The EOTech HWS reflex sights began to be used among the special forces around two years ago (2002) and some of the first pictures of them in use were taken during operations in Afghanistan (Operation Enduring Freedom). Since then they have rapidly gained widespread acceptance among the military and law enforcement communities. Several thousand units have been purchased by SOCOM and, more recently, they have been issued to the US Army’s Stryker brigades currently deployed in Iraq.
The HWS is a reflex type sight. It has no magnification and produces an aiming mark which is visible while both eyes are open and focused onto the target. It is illuminated from a battery source and is designed primarily for engaging at short-medium ranges (0-300 yards).
The EOTech HWS is similar to the red-dot (Aimpoint) type sights that most airsofters will be familiar with but has a number of significant differences:
The HWS comes packaged with a manual, batteries, an allen key (for mounting the sight) and an a thumbwheel bolt which can be used to replace the allen bolt and eliminate the need for the allen key.
The base of the sight has a dovetail mount suitable for weaver/picatinny rails. This has enough adjustment to fit the slightly oversized and undersized rails often found on airsoft parts. The allen key used is a pretty odd size – 7/64 of an inch. I would guess that this is deliberate – many armed forces don’t allow their soldiers to change the layout of their weapons and using an unusual allen bolt would provent the soldier from removing the sight.
Battery installation is very well thought out. A lever on the top of the battery compartment can be lifted to allow the whole front of the sight to be removed. This is essentially a cartridge which holds two batteries. Closing the lever cams the compartment rearwards against a gasket. The amount of force applied is quite considerable and good watertight seal is formed.
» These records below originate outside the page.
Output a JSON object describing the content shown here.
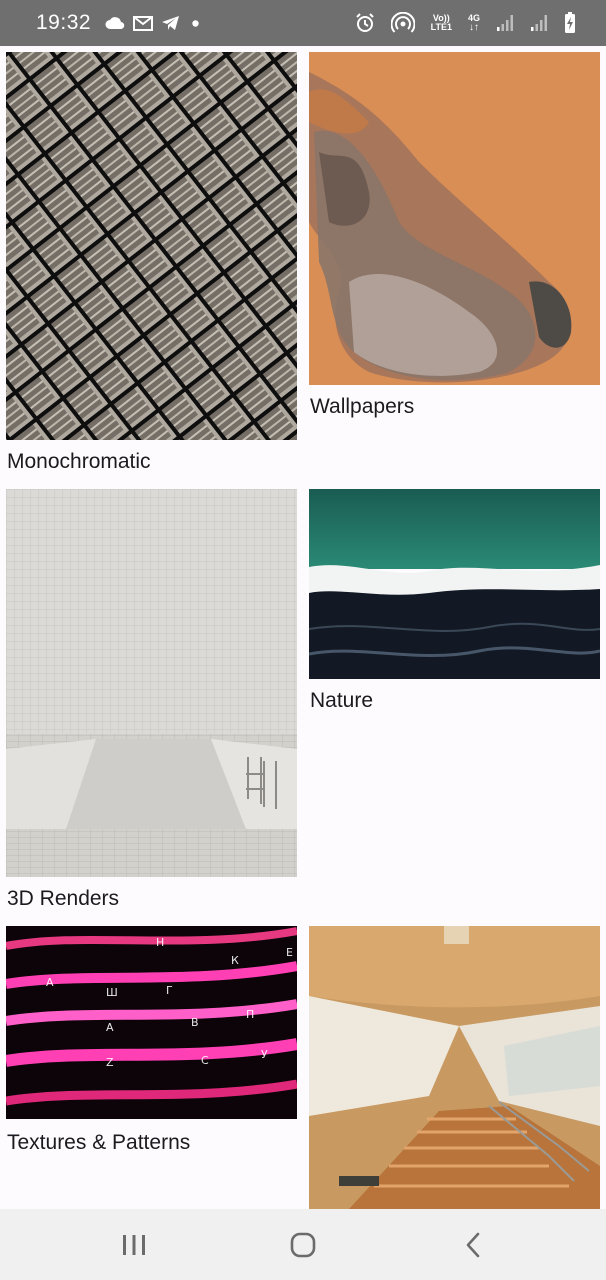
{
  "status_bar": {
    "time": "19:32",
    "left_icons": [
      "cloud-icon",
      "mail-icon",
      "telegram-icon",
      "dot-icon"
    ],
    "right_icons": [
      "alarm-icon",
      "hotspot-icon",
      "volte-icon",
      "4g-icon",
      "signal-icon",
      "signal-icon",
      "battery-charging-icon"
    ],
    "volte_top": "Vo))",
    "volte_bottom": "LTE1",
    "network_type": "4G"
  },
  "categories": [
    {
      "label": "Monochromatic",
      "image": "dark grid building facade"
    },
    {
      "label": "Wallpapers",
      "image": "draped fabric on orange"
    },
    {
      "label": "3D Renders",
      "image": "white tiled pool render"
    },
    {
      "label": "Nature",
      "image": "aerial ocean shoreline"
    },
    {
      "label": "Textures & Patterns",
      "image": "pink neon light trails"
    },
    {
      "label": "",
      "image": "wooden staircase interior"
    }
  ],
  "nav_bar": {
    "buttons": [
      "recents-icon",
      "home-icon",
      "back-icon"
    ]
  },
  "colors": {
    "status_bar_bg": "#6f6f70",
    "page_bg": "#fefbff",
    "nav_bar_bg": "#f0f0f0",
    "wallpaper_orange": "#d98e55",
    "nature_teal": "#1f5d52",
    "neon_pink": "#ff3fb4"
  }
}
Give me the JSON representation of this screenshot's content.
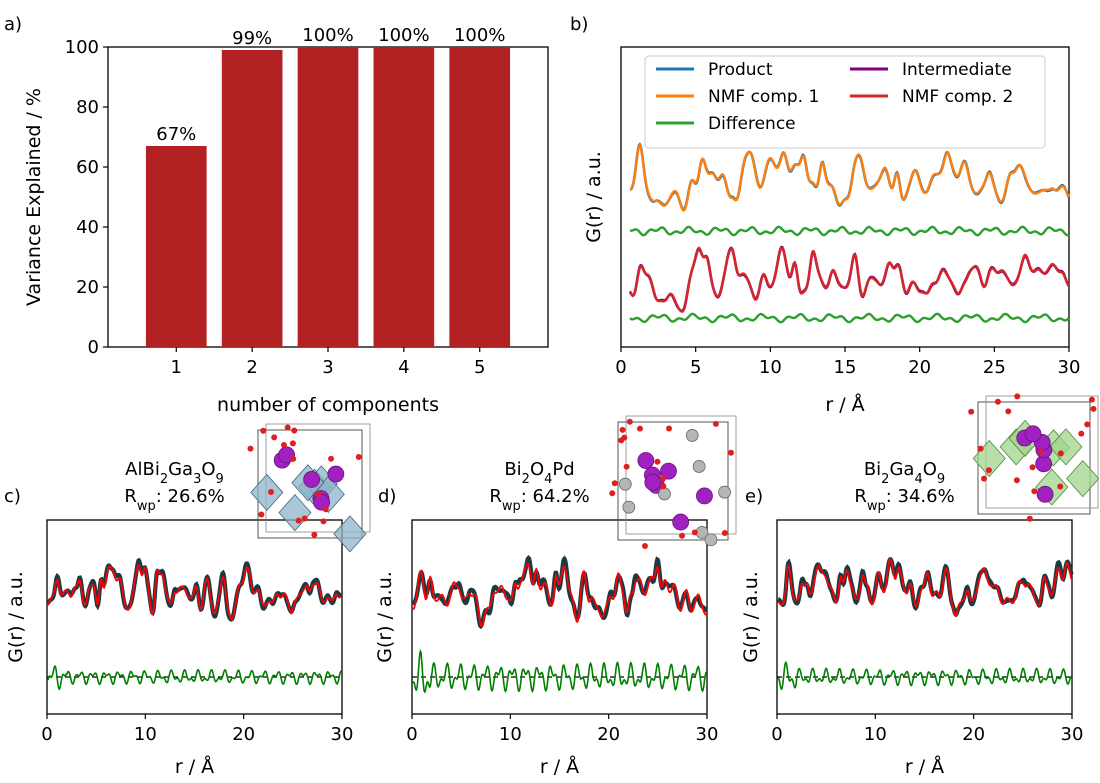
{
  "panels": {
    "a": {
      "label": "a)"
    },
    "b": {
      "label": "b)"
    },
    "c": {
      "label": "c)"
    },
    "d": {
      "label": "d)"
    },
    "e": {
      "label": "e)"
    }
  },
  "chart_data": [
    {
      "id": "a",
      "type": "bar",
      "xlabel": "number of components",
      "ylabel": "Variance Explained / %",
      "categories": [
        "1",
        "2",
        "3",
        "4",
        "5"
      ],
      "values": [
        67,
        99,
        100,
        100,
        100
      ],
      "data_labels": [
        "67%",
        "99%",
        "100%",
        "100%",
        "100%"
      ],
      "yticks": [
        0,
        20,
        40,
        60,
        80,
        100
      ],
      "ylim": [
        0,
        100
      ],
      "bar_color": "#b22222",
      "grid": false
    },
    {
      "id": "b",
      "type": "line",
      "xlabel": "r / Å",
      "ylabel": "G(r) / a.u.",
      "xlim": [
        0,
        30
      ],
      "xticks": [
        0,
        5,
        10,
        15,
        20,
        25,
        30
      ],
      "legend_position": "top",
      "series": [
        {
          "name": "Product",
          "color": "#1f77b4"
        },
        {
          "name": "NMF comp. 1",
          "color": "#ff7f0e"
        },
        {
          "name": "Difference",
          "color": "#2ca02c"
        },
        {
          "name": "Intermediate",
          "color": "#800080"
        },
        {
          "name": "NMF comp. 2",
          "color": "#d62728"
        }
      ]
    },
    {
      "id": "c",
      "type": "line",
      "title_html": "AlBi<tspan baseline-shift=\"sub\" font-size=\"13\">2</tspan>Ga<tspan baseline-shift=\"sub\" font-size=\"13\">3</tspan>O<tspan baseline-shift=\"sub\" font-size=\"13\">9</tspan>",
      "rwp_label": "R",
      "rwp_sub": "wp",
      "rwp_value": ": 26.6%",
      "xlabel": "r / Å",
      "ylabel": "G(r) / a.u.",
      "xlim": [
        0,
        30
      ],
      "xticks": [
        0,
        10,
        20,
        30
      ],
      "observed_color": "#1b3a44",
      "fit_color": "#ff0000",
      "difference_color": "#008000"
    },
    {
      "id": "d",
      "type": "line",
      "title_html": "Bi<tspan baseline-shift=\"sub\" font-size=\"13\">2</tspan>O<tspan baseline-shift=\"sub\" font-size=\"13\">4</tspan>Pd",
      "rwp_label": "R",
      "rwp_sub": "wp",
      "rwp_value": ": 64.2%",
      "xlabel": "r / Å",
      "ylabel": "G(r) / a.u.",
      "xlim": [
        0,
        30
      ],
      "xticks": [
        0,
        10,
        20,
        30
      ],
      "observed_color": "#1b3a44",
      "fit_color": "#ff0000",
      "difference_color": "#008000"
    },
    {
      "id": "e",
      "type": "line",
      "title_html": "Bi<tspan baseline-shift=\"sub\" font-size=\"13\">2</tspan>Ga<tspan baseline-shift=\"sub\" font-size=\"13\">4</tspan>O<tspan baseline-shift=\"sub\" font-size=\"13\">9</tspan>",
      "rwp_label": "R",
      "rwp_sub": "wp",
      "rwp_value": ": 34.6%",
      "xlabel": "r / Å",
      "ylabel": "G(r) / a.u.",
      "xlim": [
        0,
        30
      ],
      "xticks": [
        0,
        10,
        20,
        30
      ],
      "observed_color": "#1b3a44",
      "fit_color": "#ff0000",
      "difference_color": "#008000"
    }
  ]
}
This can be done while the sight is mounted.
Elevation and windage is adjusted by controls on the right of the sight. These are slotted for use with a screwdiver or coin – they cannot be adjusted without a tool of some kind. The adjustment has discreet clicks and the range of adjustment is fairly large. The sight comes pre-set with the reticle centered and this was spot-on for my M16.
On the rear of the sight are the controls. These consist of three buttons – Up, Down and NV (on certain models). Tapping up or down turns the sight on and sets it for auto shutdown in eight hours or four hours respectively. Pressing the up and down controls changes the brightness by one level. There are twenty levels and the sight defaults to level twelve. Pressing up and down together turns the sight off. The NV button switches to night vision mode which is simply a very dim reticle which will not overwhelm a night sight. There are ten brightness levels in NV model. These buttons can be easily reached with the thumb of the supporting hand if the sight is mounted on the foregrip. Turning the sight off is quite tricky but the battery life is excellent (1100/600 hours for AA lithium/alkaline models and 200 hours for N models) and the sight will always turn of a maximum of eight hours after you last pressed a button so there isn’t really a need to turn it off.
There are a number of models available:
The AA models are more desirable as they have a longer battery life, use a more common battery and (I think) look better. However, the N models can often be found slightly cheaper because of this. I got a good deal on a 552 on eBay so that was the model I ended up with.
The sight was a little heavier than I had been expecting. 326 grammes doesn’t sound like much but on a small unit like this (130mm long) it’s suprisingly heavy. A lot of this is due to the hood which is a big chunk of the weight. I wouldn’t mind seeing this replaced with aluminium or carbon fibre. However, it’s not a heavy sight compared to many.
Mounting was a piece of cake and, as mentioned above, it fits fine onto the not-quite-picatinny rails found on airsoft kit. The sight comes pre-zeroed and needed no adjustment on M16. The manual covers mounting and zeroing as well as operation and although very concise is completely clear and covers all aspects of use.
In use the sight is extremely quick – there is a very wide angle through which the reticle can be viewed and this allows you to get onto aim very fast indeed. The reticle is pretty bright on the default setting and is hugely bright on the max setting – the top couple of settings would only realy be useful in desert conditions or against brightly lit snow. The dimmest settings are low enough to to intefere with your (natural) night vision. I would have liked to see an automatic brightness compensator – this is a feature found on some russion sights and I would compliment the HWS very well.
The central dot is very sharp but the ring is slightly fuzzy although this reduces the further away you focus. The ring is 65 moa so it is 65 inches wide at 100 yards and 32.5 inches wide at 50 yards. I take 50 yards as the range where accurate shots become possible. At this distance the ring is wider than a persons’s shoulders. I would have preferred a 50 moa reticle (25 inches at 50 yards) as this is just right for a person’s shoulders and is ideal for airsoft. However, this is not a major issue but I will have to adjust to this for range bracketing.
Overall, this is a top-quality sight with a price tag to match. While it does have some advantageous features (especially the lack of optical signature) and it is a piece of kit that you can rely on absolutely, the price is steep. The old 502 models can be had for around UKP 170 on eBay and the 550 range are around the UKP 250 mark.